Saturday, September 29, 2012
Can I work with you?
You may have interviewed someone recently (or been interviewed yourself) and run into questions like "If a fuse burns over the course of an hour, and you need to measure 45 minutes, how do you do it?" or "Given two strings, find the maximum length substring between them" or "Given a graph, find the minimum cost travel distance across the graph."
Sure, you can probably have a background in any of these questions, but more importantly, do the answers to any of these tell you anything about whether you can work with the candidate, or if they will succeed on your team? I don't think so.
As a web developer, I spend a lot of time fiddling with layouts, debugging javascript, and occasionally writing back-end code so trivial it would make your brain cry. In a lot of business development, you never actually need to solve an interesting algorithms problem, and if you run into such a problem, you can google/StackOverflow/ask around to get a solution.
And yet, during the interview, you're asked (or asking) how you would solve a problem that likely constitutes a negligible percentage of the day to day work that goes on in a company.
Fuck that.
If trick algorithms questions were a test of a developer's merit, then the ACM or TopCoder would be the prime buyer market for employers. They're not, and they shouldn't be. These types of questions only tell you how many of these types of questions a potential candidate has encountered previously, and nothing else.
Here's a better question:
If a customer comes to you and says that occasionally when they click the "run business" button on the application you built for them, how do you go about solving the problem?
An engineer might immediately start talking of deadlocks and race conditions and a million other possible issues, but can they role-play their way to a solution? Do they mention the customer at all, and include customer service and a direct support path as part of their answer?

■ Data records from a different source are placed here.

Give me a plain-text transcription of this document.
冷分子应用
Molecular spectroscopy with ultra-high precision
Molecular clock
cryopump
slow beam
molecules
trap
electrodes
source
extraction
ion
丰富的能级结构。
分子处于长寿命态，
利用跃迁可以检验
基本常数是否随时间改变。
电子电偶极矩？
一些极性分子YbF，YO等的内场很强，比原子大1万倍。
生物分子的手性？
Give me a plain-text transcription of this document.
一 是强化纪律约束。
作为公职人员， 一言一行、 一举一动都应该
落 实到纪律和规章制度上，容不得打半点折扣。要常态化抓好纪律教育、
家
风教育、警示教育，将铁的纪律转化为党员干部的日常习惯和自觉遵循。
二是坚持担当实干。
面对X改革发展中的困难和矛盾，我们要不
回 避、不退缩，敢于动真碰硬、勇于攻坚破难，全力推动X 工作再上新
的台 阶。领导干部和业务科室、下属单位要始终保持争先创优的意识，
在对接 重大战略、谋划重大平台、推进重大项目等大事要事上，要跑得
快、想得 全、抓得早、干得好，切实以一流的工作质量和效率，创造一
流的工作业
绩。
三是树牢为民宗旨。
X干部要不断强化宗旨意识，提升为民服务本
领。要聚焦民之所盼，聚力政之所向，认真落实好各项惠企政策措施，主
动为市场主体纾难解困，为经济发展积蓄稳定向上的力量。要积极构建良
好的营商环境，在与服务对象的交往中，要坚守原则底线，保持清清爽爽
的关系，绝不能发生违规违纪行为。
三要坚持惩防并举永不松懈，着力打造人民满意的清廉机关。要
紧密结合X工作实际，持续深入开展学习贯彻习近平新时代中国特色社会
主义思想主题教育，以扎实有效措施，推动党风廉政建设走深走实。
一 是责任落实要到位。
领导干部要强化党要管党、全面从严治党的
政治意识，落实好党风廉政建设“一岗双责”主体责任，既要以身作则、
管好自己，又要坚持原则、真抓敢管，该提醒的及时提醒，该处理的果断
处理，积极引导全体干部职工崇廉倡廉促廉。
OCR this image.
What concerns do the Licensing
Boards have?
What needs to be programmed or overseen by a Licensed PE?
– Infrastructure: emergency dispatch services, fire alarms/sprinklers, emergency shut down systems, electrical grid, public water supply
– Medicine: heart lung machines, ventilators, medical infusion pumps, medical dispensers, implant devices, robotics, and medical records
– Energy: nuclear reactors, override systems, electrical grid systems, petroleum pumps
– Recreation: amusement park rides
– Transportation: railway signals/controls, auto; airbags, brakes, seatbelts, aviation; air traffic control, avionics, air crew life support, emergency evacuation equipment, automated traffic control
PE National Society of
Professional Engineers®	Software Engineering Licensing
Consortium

Depending on what you care about in your business, you can change the role play to learn about the skills and traits you're looking for in an employee.
Here's another question:
If you had to re-build google maps, how would you do it? This was an Apple interview question a few years ago, oddly enough, but I think it's a good one.
An entrepreneurial candidate might avoid a technical discussion altogether, and mention that there's no way that he could built google maps, but teams of designers, engineers, product developers and a boat filled with money might be able to do it.
Does the candidate jump to the problem of scalability, or usability, or coordinating map data and external company interactions? The problem is intentionally open, and how a candidate responds tells their passion and interest.
tldr; Algorithms questions do not a tell you if a developer will succeed on your team. Ask questions that reveal passions and deeper understanding than a rote memorization of KMP.